Was die Minimierung des Risikos angeht, sind sich die Konzepte ziemlich ähnlich. Der große Unterschied ist, dass sich bei uns alle Mannschaften an einem Standort in einer Halle und einem Hotel befinden. Das gibt eine gewisse Sicherheit – und könnte durchaus beispielhaft für andere Ligen sein.

Die Fußballer haben erste Erfahrungen mit Geisterspielen gesammelt. Wie wird es im Basketball laufen?

Bei uns spielt die Interaktion zwischen Fans und Spielern eine noch größere Rolle, weil die Zuschauer viel näher dran sind. Deshalb will niemand Geisterspiele.

Aber?

Es gibt aktuell keine Alternative – und aus meiner Sicht auch interessante Aspekte.

Zum Beispiel?

Basketball ist komplex, schnell, es gibt hohe Ergebnisse und viele Aktionen. Die Fans werden die Kommunikation auf dem Feld mitbekommen, ganz andere Einblicke erhalten. Ich bin gespannt, wie das ankommt.

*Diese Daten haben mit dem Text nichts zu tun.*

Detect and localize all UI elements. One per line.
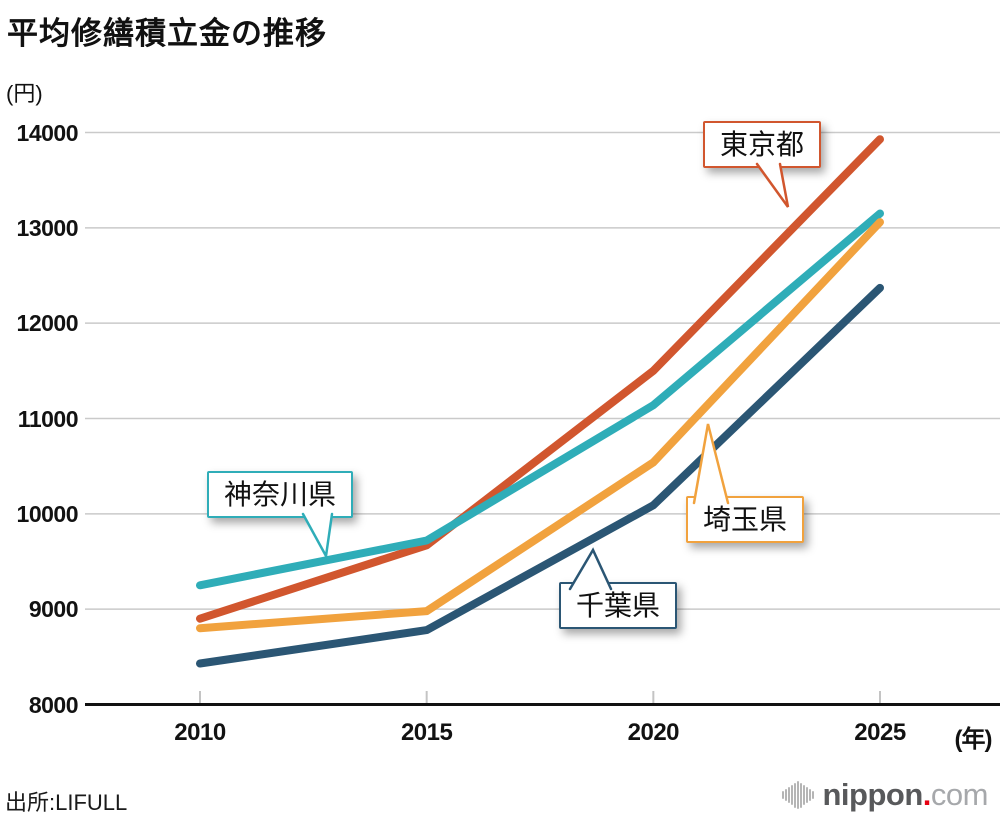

„Wir spielen nicht, um am Ende Zweiter zu werden“

Wie hoch wird die Qualität der Spiele sein?

Das weiß ich nicht. Ich kann nur sagen, dass ich in diesem Punkt den Fußball als vorbildhaft empfinde: wie gut vorbereitet, wie seriös, wie engagiert, wie motiviert die Profis die Spiele bestreiten, das verdient allerhöchsten Respekt.

Für viele Ihrer Konkurrenten sind die Basketballer des FC Bayern der klare Favorit auf den Titel. Für Sie auch?

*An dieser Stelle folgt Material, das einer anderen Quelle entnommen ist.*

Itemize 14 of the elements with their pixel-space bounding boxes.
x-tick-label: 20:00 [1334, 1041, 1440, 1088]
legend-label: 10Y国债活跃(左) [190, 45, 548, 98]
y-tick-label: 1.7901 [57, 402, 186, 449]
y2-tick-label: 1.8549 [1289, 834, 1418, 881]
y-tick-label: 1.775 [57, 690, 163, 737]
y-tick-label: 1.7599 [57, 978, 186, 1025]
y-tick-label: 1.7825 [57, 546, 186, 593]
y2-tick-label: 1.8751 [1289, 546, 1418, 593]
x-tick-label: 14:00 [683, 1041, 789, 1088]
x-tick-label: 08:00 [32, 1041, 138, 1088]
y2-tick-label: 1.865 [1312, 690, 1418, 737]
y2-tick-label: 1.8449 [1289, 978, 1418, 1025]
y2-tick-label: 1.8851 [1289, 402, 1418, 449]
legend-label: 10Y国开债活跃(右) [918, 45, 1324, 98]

Dieses Thema interessiert mich nicht (lacht).

Neuer Versuch: Wie groß ist die Chance des FC Bayern auf den dritten Titel in Serie?

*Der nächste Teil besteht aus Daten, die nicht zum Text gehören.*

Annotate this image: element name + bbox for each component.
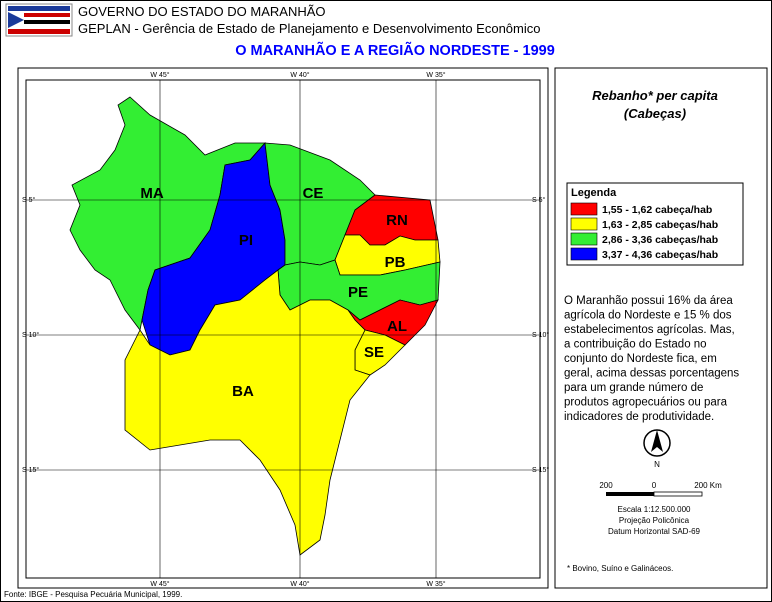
- state-label: RN: [386, 212, 408, 229]
- legend-title: Legenda: [571, 187, 617, 199]
- legend-swatch: [570, 247, 598, 261]
- footnote: * Bovino, Suíno e Galináceos.: [567, 564, 673, 573]
- tick-label: S 5°: [22, 196, 36, 204]
- tick-label: S 15°: [532, 466, 549, 474]
- description-line: a contribuição do Estado no: [564, 339, 707, 351]
- scale-label: 200 Km: [694, 481, 722, 490]
- scale-label: 0: [652, 481, 657, 490]
- state-label: PI: [239, 232, 253, 249]
- description-line: agrícola do Nordeste e 15 % dos: [564, 310, 732, 322]
- description-line: O Maranhão possui 16% da área: [564, 295, 733, 307]
- state-label: BA: [232, 383, 254, 400]
- header-dept: GEPLAN - Gerência de Estado de Planejame…: [78, 21, 540, 36]
- tick-label: S 5°: [532, 196, 546, 204]
- description-line: geral, acima dessas porcentagens: [564, 368, 739, 380]
- tick-label: W 45°: [150, 71, 169, 79]
- legend-swatch: [570, 217, 598, 231]
- north-label: N: [654, 460, 660, 469]
- tick-label: W 40°: [290, 580, 309, 588]
- tick-label: W 35°: [426, 580, 445, 588]
- scale-label: 200: [599, 481, 613, 490]
- scale-text: Escala 1:12.500.000: [618, 505, 691, 514]
- state-label: MA: [140, 185, 163, 202]
- graticule: [26, 80, 540, 578]
- description-line: produtos agropecuários ou para: [564, 397, 728, 409]
- state-label: PE: [348, 284, 368, 301]
- logo: [5, 3, 73, 37]
- description-line: indicadores de produtividade.: [564, 411, 714, 423]
- description-line: conjunto do Nordeste fica, em: [564, 353, 717, 365]
- panel-title: Rebanho* per capita: [592, 88, 718, 103]
- side-panel: [554, 67, 768, 589]
- description-line: para um grande número de: [564, 382, 703, 394]
- scale-text: Projeção Policônica: [619, 516, 690, 525]
- panel-unit: (Cabeças): [624, 106, 686, 121]
- scale-text: Datum Horizontal SAD-69: [608, 527, 701, 536]
- description-line: estabelecimentos agrícolas. Mas,: [564, 324, 735, 336]
- north-arrow: [643, 429, 671, 457]
- legend-label: 3,37 - 4,36 cabeças/hab: [602, 249, 718, 261]
- tick-label: S 15°: [22, 466, 39, 474]
- legend-label: 2,86 - 3,36 cabeças/hab: [602, 234, 718, 246]
- map-inner-frame: [25, 79, 541, 579]
- header-title: O MARANHÃO E A REGIÃO NORDESTE - 1999: [235, 41, 555, 59]
- source: Fonte: IBGE - Pesquisa Pecuária Municipa…: [4, 590, 182, 599]
- header-org: GOVERNO DO ESTADO DO MARANHÃO: [78, 4, 326, 19]
- state-label: CE: [303, 185, 324, 202]
- legend-swatch: [570, 202, 598, 216]
- legend: 1,55 - 1,62 cabeça/hab 1,63 - 2,85 cabeça…: [570, 202, 718, 261]
- tick-label: W 35°: [426, 71, 445, 79]
- state-area: [124, 269, 371, 556]
- description: O Maranhão possui 16% da área agrícola do…: [564, 295, 739, 423]
- tick-labels: W 45° W 40° W 35° W 45° W 40° W 35° S 5°…: [22, 71, 549, 588]
- state-label: SE: [364, 344, 384, 361]
- state-label: PB: [385, 254, 406, 271]
- tick-label: S 10°: [532, 331, 549, 339]
- legend-label: 1,63 - 2,85 cabeças/hab: [602, 219, 718, 231]
- tick-label: W 45°: [150, 580, 169, 588]
- legend-swatch: [570, 232, 598, 246]
- tick-label: S 10°: [22, 331, 39, 339]
- tick-label: W 40°: [290, 71, 309, 79]
- states: [69, 96, 441, 556]
- state-labels: MA PI CE RN PB PE AL SE BA: [140, 185, 408, 400]
- legend-label: 1,55 - 1,62 cabeça/hab: [602, 204, 712, 216]
- scale-bar: [606, 491, 703, 497]
- state-label: AL: [387, 318, 407, 335]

Es gab keine Testspiele, ich habe keine Ahnung, wer in welcher Verfassung ist. Klar ist für mich deshalb nur: Wir spielen das Turnier nicht, um am Ende Zweiter zu werden.

Welche Faktoren werden entscheiden?

In Geisterspielen ist die mentale Komponente viel wichtiger als sonst. Aus meiner Sicht ist sie sogar mindestens so wichtig wie die Qualität der Spieler.

Gibt es, auch ohne Fans, einen Heimvorteil für den FC Bayern?

Es ist, wie wenn man ein paar Freunde zu sich nach Hause einlädt, das Essen aber nicht selbst kocht. Man isst zwar auf seinem Teller und mit seinem Besteck, es ist aber nicht sicher, dass es einem auch am besten schmeckt. Klar kennen wir unsere Halle, aber auch die anderen Teams werden sich ganz sicher sehr schnell akklimatisieren.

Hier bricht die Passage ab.